The more I talk with engineering managers around me - in my own company, during interviews or around a beer - the more I see tow patterns, two different ways to talk about their team: those who say “they” about people they manage and those who included themselves in a global “we”.
I first thought that the difference was the result of different skills. I thought that engineering managers that used to be engineers tends to include their selves in the team. Especially when management is a part time job. But then, I started to identify other patterns, similarities between those who see them as part of the team on other elements, outside of technical skills. The same way, I heard and saw some behaviour letting me think that there also is similarities between managers using “they” to talk about their team.
Also, I recently discussed with one of my colleague about either the scrum master should be considered as part of the (development) team or not. In other words: should we consider the oil we inject inside an engine as part of the engine?
My thoughts about that bring me another question: Would the engine have worked if we hadn’t put oil in it? Probably not. Then, yes, technically speaking the engine may still be an engine even if it is not working. But who cares?
A similar approach may be considered about the role of engineering manager.
Successes and failures of a team
In a cultural point of view, choosing to include the engineering manager as part of the team or, at the contrary, choosing to see him/her as an external stakeholder brings many questions about reward and accountability.
The role and responsibilities of the manager in an Agile context is not yet clear even if the Management 3.0 practices tend to clarify it. In many cases, the manager is considered as an external influencer who is in charge of making people individually improve themselves while the team, with the help of a coach, is in charge of making the whole team improve itself.
From this point of view, using “they” when talking about the team you manage may make sense. But most of the time it is not the case. Managers are still much more considered as know-how people and tends to be expected as senior engineers. Thus, the assumption making the manager an external influencer is false and what could have made sense in this situation shouldn’t be applied in another one.

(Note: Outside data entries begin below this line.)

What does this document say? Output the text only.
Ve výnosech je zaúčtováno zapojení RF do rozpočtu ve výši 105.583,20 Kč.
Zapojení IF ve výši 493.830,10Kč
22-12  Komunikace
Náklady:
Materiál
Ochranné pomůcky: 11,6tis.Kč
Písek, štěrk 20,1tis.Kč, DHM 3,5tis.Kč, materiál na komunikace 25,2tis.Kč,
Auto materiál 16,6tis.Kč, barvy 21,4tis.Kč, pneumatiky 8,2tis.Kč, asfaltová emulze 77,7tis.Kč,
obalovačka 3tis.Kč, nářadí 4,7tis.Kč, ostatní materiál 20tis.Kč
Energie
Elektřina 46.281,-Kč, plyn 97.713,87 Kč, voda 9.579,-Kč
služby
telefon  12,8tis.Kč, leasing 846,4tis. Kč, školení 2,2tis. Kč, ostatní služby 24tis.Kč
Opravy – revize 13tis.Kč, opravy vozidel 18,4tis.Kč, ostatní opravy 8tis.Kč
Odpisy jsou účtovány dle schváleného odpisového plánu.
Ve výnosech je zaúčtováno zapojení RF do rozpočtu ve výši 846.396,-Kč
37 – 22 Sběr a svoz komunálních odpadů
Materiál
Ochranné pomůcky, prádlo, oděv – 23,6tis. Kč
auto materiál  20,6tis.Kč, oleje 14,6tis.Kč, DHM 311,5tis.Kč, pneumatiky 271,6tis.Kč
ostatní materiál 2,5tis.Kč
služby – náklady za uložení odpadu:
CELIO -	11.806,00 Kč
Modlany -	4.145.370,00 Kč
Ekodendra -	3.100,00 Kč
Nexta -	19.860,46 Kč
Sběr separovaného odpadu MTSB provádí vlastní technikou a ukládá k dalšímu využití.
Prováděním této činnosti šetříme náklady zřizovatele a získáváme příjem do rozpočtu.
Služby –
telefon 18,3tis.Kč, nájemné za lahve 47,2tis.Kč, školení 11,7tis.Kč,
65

In the other hand, including the manager (or not) in the team leads to considering his/her actions as a part of the success or the failure of the team (or not?).
As you may already guess, successes and failures are not treated the same way by managers not including themselves in the team. Most of the time, this kind of behavior leads the manager to consider success as their own and failure as the responsibility of their team. This is where the culture start to be nauseous, where people start feeling they are not considered enough, where the team enter in a world of stress without any chance to escape with a feeling of accomplishment brought by success
The manager output
To find out the answer to either the manager is or is not part of the team, we need to define the manager output: what a manager is accountable for.

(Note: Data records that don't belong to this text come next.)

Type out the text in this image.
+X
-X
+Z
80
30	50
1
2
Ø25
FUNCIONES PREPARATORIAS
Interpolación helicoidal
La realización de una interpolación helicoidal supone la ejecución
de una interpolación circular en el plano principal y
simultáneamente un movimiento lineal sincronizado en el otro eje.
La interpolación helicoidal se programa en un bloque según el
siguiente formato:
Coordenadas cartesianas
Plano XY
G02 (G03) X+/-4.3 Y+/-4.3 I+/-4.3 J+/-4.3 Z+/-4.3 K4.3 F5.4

First of all, we should consider managers of two kinds. Manager of a team, who are the one you may have in mind. And know-how engineer, who has an experience, some kind of expertise, and spread his knowledge across multiple teams. This last may not have to actually manage people. But his/her actions have the same objective than the first one: make a group of people achieve their goal, succeed, or improve their selves.

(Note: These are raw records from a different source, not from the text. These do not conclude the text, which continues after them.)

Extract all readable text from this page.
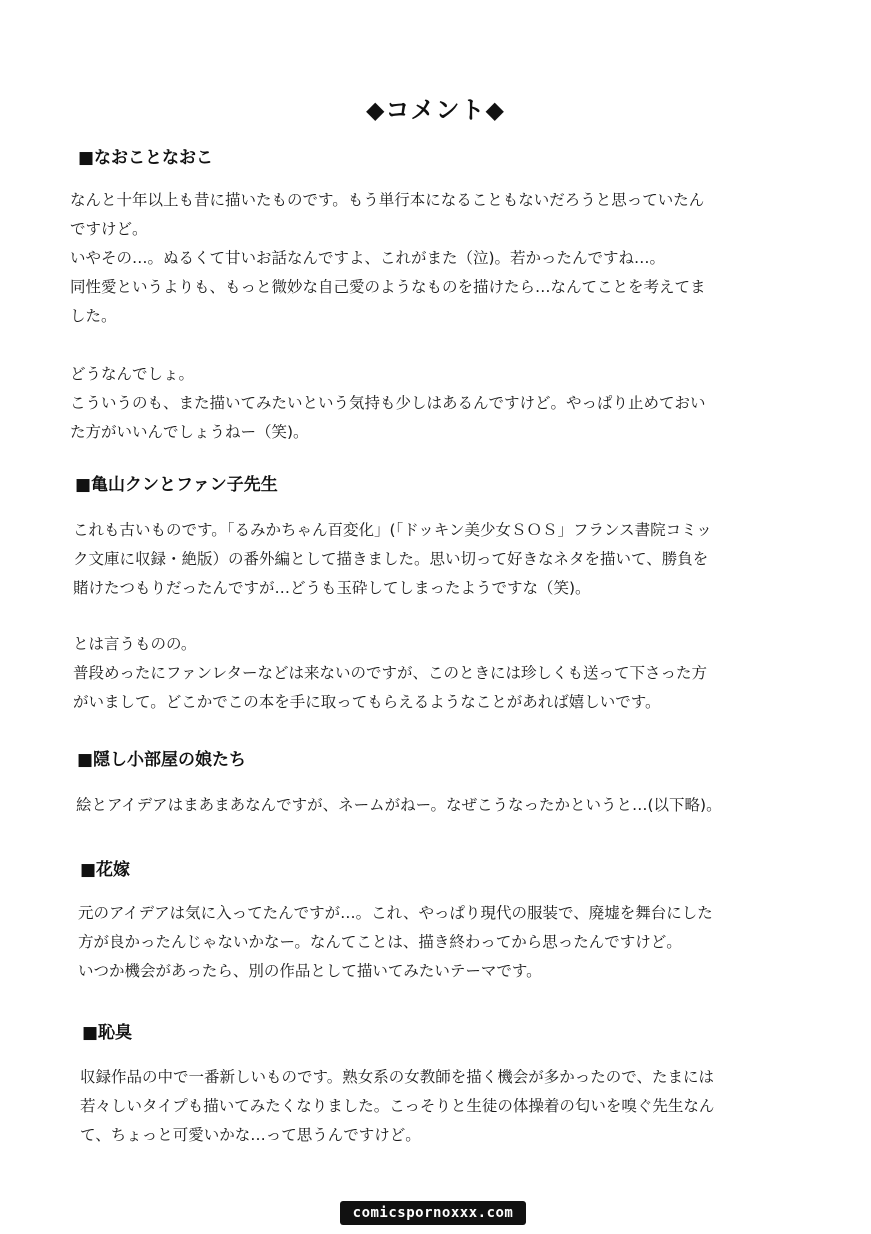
◆コメント◆
■なおことなおこ
なんと十年以上も昔に描いたものです。もう単行本になることもないだろうと思っていたん
ですけど。
いやその…。ぬるくて甘いお話なんですよ、これがまた（泣)。若かったんですね…。
同性愛というよりも、もっと微妙な自己愛のようなものを描けたら…なんてことを考えてま
した。
どうなんでしょ。
こういうのも、また描いてみたいという気持も少しはあるんですけど。やっぱり止めておい
た方がいいんでしょうねー（笑)。
■亀山クンとファン子先生
これも古いものです。「るみかちゃん百変化」(「ドッキン美少女ＳＯＳ」フランス書院コミッ
ク文庫に収録・絶版）の番外編として描きました。思い切って好きなネタを描いて、勝負を
賭けたつもりだったんですが…どうも玉砕してしまったようですな（笑)。
とは言うものの。
普段めったにファンレターなどは来ないのですが、このときには珍しくも送って下さった方
がいまして。どこかでこの本を手に取ってもらえるようなことがあれば嬉しいです。
■隠し小部屋の娘たち
絵とアイデアはまあまあなんですが、ネームがねー。なぜこうなったかというと…(以下略)。
■花嫁
元のアイデアは気に入ってたんですが…。これ、やっぱり現代の服装で、廃墟を舞台にした
方が良かったんじゃないかなー。なんてことは、描き終わってから思ったんですけど。
いつか機会があったら、別の作品として描いてみたいテーマです。
■恥臭
収録作品の中で一番新しいものです。熟女系の女教師を描く機会が多かったので、たまには
若々しいタイプも描いてみたくなりました。こっそりと生徒の体操着の匂いを嗅ぐ先生なん
て、ちょっと可愛いかな…って思うんですけど。
comicspornoxxx.com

Thus, the manager output is the output of the group of people under his/her influence. It may be its own team, it may be people across different teams.
This output is what the manager should be accountable for. When someone fails in the team, the team may fail and the manager should take his/her own responsibility in the root cause of the failure.
In the same way, success should be shared between the team and the manager. The first is responsible for the achievement. But the last is responsible for the culture leading to success.
“they” vs “we”
Considering the output of the manager, failures of the team obviously find its root cause in the managerial actions or lack of actions and the same logic apply for successes. People - engineering managers - talking about their team as if they were not part of it miss the key point of their role.
If the manager is not part of the team, what is he/she part of? Is there really a manager role which should be considered differently than the engineering team? Should we consider, for example, a team of managers? Does it even make sense? Or course not.
Bullshit start when the manager excluded herself/himself from the team.
I often hear people considering being a manager is a bullshit job.
I first mostly agreed with that. From this point of view, what you actually do, the impact you have, is what makes sense and all other work that doesn’t produce value is a bullshit job.
This is the kind of opinion people develop when they don’t understand the output of their manager. Mostly because, most of the time, the manager excluded himself/herself from the team either by using demonstrative pronouns or by making the failures of the team as the team responsibility and not its own.
Thus, in my point of view, a manager stop to be a manager when he/she start to exclude himself/herself from the team. Words have a sense and using inclusive pronouns is a good indicator showing the team that the actions of the manager take their place in the team actions.